Savepoints and Nested Transactions
Savepoints let you create checkpoints within a transaction, enabling partial rollbacks:
import sqlite3
conn = sqlite3.connect('orders.db')
conn.execute('BEGIN')
try:
# Create order
conn.execute('INSERT INTO orders (customer_id, total) VALUES (?, ?)', (123, 0))
order_id = conn.execute('SELECT last_insert_rowid()').fetchone()[0]
total = 0
items = [
('Widget', 10.00, 5),
('Gadget', 25.00, 2),
('Invalid-Item', -5.00, 1), # This will fail validation
]
for name, price, quantity in items:
# Create savepoint before each item
conn.execute(f'SAVEPOINT item_{name}')
try:
if price < 0:
raise ValueError(f"Invalid price for {name}")
conn.execute(
'INSERT INTO order_items (order_id, item_name, price, quantity) VALUES (?, ?, ?, ?)',
(order_id, name, price, quantity)
)
total += price * quantity
# Release savepoint on success
conn.execute(f'RELEASE item_{name}')
except ValueError as e:
# Rollback just this item
print(f"Skipping item: {e}")
conn.execute(f'ROLLBACK TO item_{name}')
conn.execute(f'RELEASE item_{name}')
# Update order total
conn.execute('UPDATE orders SET total = ? WHERE id = ?', (total, order_id))
conn.commit()
print(f"Order created with total: ${total}")
except sqlite3.Error as e:
conn.rollback()
print(f"Order failed: {e}")
conn.close()
This pattern is invaluable for processing batches where some items may fail validation but you want to save the valid ones.
Best Practices and Common Pitfalls
Keep transactions short. Long-running transactions hold locks and can block other connections. This is an anti-pattern:
# BAD: Transaction held open during slow operations
conn.execute('BEGIN')
for file in large_file_list:
data = process_large_file(file) # Takes seconds
conn.execute('INSERT INTO files (name, data) VALUES (?, ?)', (file, data))
conn.commit()
Better approach:
# GOOD: Prepare data first, then transact
processed_data = []
for file in large_file_list:
data = process_large_file(file)
processed_data.append((file, data))
# Quick transaction for database writes only
conn.execute('BEGIN')
conn.executemany('INSERT INTO files (name, data) VALUES (?, ?)', processed_data)
conn.commit()
Set appropriate timeouts. The default timeout (5 seconds in Python’s sqlite3) may be too short for busy databases:
conn = sqlite3.connect('app.db', timeout=30.0)

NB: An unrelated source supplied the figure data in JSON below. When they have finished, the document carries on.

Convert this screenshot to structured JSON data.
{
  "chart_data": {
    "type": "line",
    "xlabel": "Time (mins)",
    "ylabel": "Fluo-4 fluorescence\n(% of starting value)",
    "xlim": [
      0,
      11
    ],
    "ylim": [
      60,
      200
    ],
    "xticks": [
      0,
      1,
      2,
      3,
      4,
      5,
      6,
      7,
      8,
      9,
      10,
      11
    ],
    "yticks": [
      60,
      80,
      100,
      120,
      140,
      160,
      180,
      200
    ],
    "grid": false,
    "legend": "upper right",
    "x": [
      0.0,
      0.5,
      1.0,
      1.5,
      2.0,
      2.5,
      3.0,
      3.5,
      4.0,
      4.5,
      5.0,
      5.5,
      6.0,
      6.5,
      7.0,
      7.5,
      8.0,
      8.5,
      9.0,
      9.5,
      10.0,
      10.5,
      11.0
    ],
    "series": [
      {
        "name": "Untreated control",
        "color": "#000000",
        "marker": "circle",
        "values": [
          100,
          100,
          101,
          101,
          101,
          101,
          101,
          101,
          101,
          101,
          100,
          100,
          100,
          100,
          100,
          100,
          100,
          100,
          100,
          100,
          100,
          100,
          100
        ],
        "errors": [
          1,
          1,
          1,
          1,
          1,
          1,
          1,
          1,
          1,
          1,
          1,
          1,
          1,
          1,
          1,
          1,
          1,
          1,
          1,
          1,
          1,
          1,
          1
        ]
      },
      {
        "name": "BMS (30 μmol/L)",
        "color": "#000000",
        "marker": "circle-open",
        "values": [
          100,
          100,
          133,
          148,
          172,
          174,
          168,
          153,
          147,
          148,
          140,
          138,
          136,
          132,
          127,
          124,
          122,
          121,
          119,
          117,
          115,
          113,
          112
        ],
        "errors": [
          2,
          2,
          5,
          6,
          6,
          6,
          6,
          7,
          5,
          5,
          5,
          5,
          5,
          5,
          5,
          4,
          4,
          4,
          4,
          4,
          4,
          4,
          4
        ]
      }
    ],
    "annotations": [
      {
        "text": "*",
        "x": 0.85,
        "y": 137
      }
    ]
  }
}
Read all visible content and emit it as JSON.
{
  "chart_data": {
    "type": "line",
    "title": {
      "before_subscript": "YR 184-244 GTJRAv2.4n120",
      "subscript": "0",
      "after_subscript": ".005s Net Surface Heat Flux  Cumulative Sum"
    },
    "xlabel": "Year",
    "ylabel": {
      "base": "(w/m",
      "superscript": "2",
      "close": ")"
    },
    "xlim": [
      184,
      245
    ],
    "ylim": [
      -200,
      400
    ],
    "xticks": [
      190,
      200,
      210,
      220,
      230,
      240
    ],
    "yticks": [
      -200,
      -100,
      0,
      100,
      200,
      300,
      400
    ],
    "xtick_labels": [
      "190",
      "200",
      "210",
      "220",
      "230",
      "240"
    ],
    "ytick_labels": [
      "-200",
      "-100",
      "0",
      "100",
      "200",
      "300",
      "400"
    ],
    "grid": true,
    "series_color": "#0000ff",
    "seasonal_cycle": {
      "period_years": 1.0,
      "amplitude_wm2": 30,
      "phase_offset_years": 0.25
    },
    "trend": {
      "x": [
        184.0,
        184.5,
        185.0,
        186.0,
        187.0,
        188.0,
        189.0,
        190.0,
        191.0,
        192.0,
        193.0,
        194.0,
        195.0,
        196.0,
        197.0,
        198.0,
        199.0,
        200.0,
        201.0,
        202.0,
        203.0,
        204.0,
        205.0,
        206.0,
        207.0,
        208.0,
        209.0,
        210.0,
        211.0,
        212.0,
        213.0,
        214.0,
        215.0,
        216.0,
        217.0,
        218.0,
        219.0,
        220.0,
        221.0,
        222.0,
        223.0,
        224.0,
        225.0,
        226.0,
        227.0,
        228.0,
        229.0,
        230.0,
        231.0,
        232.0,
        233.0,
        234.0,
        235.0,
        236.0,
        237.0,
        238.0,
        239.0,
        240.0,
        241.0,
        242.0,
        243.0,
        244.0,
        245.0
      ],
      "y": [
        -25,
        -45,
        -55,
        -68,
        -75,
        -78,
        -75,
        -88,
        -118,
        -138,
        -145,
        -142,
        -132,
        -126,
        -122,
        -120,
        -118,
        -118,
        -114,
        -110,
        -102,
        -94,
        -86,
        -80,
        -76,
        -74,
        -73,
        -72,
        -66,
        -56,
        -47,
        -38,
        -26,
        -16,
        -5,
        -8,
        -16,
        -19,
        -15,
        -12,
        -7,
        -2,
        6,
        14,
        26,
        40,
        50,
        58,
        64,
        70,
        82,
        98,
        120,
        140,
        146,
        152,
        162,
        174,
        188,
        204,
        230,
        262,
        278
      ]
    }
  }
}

Use WAL mode for concurrency. Write-Ahead Logging mode allows readers to access the database while a writer has a transaction open:
conn = sqlite3.connect('app.db')
conn.execute('PRAGMA journal_mode=WAL')
Always handle transactions explicitly in production code. Don’t rely on autocommit for anything beyond simple scripts. Explicit BEGIN/COMMIT makes your intentions clear and gives you control over transaction boundaries.
Transactions are SQLite’s most powerful feature for ensuring data integrity and performance. Master these patterns, and you’ll write more reliable and efficient database code.